Number two: The fact that this is the
first album in 16 YEARS. Ever since the reunion shows from about
2008, two of which I was lucky to see, there has been a buzz about
the band. A faint hope that on the strength of these performances and
the crowd's overwhelming reactions that there might be new material
on the horizon. Then earlier this year the news dropped like a bomb,
new Carcass album coming this Summer on Nuclear Bast! Then the track
'Captive Bolt Pistol' acted like a 'single' and became available for
streaming as a taster for Surgical Steel. It was extremely
exciting, and you can easily imagine many foolhardy reviewers
experiencing the journalistic equivalent of premature ejaculation,
and giving 'Instant classic', 5 out of 5, album of the month and so
on. (You can't have an instant classic – it needs to stand the test
of time first surely?)
Third and Final Reason: The new
material doesn't suck. That is relief enough to those who have vested
time, money, blood, sweat and tears over the years into being a die
hard Carcass fan. It would easily be enough to trigger a rushed
review and slapped on gold star, but I have resisted temptation.

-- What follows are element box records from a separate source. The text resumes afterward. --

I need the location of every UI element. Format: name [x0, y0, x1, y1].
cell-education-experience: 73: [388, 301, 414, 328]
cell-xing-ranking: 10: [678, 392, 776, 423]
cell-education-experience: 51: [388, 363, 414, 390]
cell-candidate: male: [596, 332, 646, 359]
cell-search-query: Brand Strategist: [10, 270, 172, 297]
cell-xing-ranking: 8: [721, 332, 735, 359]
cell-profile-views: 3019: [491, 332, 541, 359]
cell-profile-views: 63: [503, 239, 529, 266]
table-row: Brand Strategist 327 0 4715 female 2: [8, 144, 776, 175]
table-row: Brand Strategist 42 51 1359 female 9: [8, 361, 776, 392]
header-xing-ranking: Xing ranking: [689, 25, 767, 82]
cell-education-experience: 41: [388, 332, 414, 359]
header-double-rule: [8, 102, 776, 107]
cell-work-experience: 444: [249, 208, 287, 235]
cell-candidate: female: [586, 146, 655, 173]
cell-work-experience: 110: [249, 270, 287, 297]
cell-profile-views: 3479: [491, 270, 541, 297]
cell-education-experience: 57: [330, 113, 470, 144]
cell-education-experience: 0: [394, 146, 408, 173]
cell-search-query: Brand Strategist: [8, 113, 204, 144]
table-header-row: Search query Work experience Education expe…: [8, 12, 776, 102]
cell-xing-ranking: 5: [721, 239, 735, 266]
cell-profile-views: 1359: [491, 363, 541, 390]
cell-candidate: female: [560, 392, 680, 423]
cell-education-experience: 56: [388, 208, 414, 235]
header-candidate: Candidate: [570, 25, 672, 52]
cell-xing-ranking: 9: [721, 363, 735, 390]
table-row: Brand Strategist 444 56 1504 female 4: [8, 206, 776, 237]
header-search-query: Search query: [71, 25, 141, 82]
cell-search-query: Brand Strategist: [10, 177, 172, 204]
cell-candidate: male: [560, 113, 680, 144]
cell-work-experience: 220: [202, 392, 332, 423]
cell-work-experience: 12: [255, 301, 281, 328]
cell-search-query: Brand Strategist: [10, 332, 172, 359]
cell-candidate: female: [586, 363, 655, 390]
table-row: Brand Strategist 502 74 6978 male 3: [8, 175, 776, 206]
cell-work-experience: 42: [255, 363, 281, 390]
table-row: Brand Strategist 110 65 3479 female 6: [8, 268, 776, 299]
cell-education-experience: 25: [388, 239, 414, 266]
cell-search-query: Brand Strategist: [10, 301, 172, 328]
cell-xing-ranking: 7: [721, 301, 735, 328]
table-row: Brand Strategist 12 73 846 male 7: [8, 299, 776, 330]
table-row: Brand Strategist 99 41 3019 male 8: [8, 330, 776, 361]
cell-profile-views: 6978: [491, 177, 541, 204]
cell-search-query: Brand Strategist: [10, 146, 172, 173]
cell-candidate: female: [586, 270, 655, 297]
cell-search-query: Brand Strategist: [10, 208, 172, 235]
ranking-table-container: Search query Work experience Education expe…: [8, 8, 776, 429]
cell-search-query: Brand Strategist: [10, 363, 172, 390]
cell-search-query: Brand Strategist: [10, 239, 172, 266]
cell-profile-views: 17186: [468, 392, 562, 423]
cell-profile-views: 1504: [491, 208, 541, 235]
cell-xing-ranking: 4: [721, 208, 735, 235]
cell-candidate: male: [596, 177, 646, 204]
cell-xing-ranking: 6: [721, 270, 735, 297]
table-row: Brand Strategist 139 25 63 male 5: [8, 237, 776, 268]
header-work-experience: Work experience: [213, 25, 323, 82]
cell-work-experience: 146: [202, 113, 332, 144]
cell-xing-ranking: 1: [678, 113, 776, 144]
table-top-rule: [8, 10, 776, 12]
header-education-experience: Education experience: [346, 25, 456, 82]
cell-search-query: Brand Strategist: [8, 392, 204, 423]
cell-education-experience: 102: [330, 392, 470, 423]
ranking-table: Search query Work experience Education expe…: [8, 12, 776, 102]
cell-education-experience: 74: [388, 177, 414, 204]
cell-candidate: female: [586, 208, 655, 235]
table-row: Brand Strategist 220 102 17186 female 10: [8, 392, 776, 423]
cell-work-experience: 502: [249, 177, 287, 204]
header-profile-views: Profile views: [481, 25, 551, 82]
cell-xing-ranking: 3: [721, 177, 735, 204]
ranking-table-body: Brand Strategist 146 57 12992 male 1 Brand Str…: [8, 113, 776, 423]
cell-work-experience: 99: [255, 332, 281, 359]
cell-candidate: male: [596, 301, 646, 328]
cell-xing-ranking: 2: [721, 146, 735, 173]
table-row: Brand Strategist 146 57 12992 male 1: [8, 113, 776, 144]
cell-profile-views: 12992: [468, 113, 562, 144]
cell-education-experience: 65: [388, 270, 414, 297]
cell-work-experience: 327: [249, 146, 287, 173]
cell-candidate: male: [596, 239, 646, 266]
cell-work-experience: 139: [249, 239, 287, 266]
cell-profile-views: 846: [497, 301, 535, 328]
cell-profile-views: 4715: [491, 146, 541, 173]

Terrorizer magazine here in the UK released the track 'Unfit for
Human Consumption' on a recent Fear Candy CD, and I was so close to
letting it all slide. Dignity, integrity and my pure unbiased nature
nearly went out the window. It was such a fast, blood-pumping song
with amazing clear powerful and melodic leads, the lure was mighty
powerful.
After all that, these reasons
dissipate. After 3 months a new singular reason emerges to get
over-excited about this album. Because its freaking amazing!! It
sounds like a Carcass greatest hits but remixed to current standards
of production. Occasionally a riff will sound like it would belong on
either Heartwork or Necroticism, but there are so many
new ideas on here, its more like an amalgamation of the two dragged though a portal to the present day. There is
a melding of the two best (I know still up for debate) albums here.
Raw, intricate, obtuse but groovy death metal fused with super-slick
pulse-pounding melodic metal and it works extremely well.
Many will notice the absence of Michael
Amott on this latest album, but as it stands he is not an integral
part of this band, the duo of Steer and Walker remain strong and
focused enough to write some incredibly infectious material. The
appointment of drummer Dan Wilding seems to be a perfect fit. The
tightness is most profound on songs like 'The Master Butcher's Apron'
with its mighty meaty breakdown after a whirlwind of riffs and blasts
from the outset.
A resurrected British metal institution
is back firing on all cylinders and with deadly surgical precision,
and it just feels great. So many have said how bands like Impaled and
Exhumed are what Carcass would sound like today, had they not split.
Now they wish they sounded like Carcass, back from the dead! Here's
to another great album in an already spectacular line up.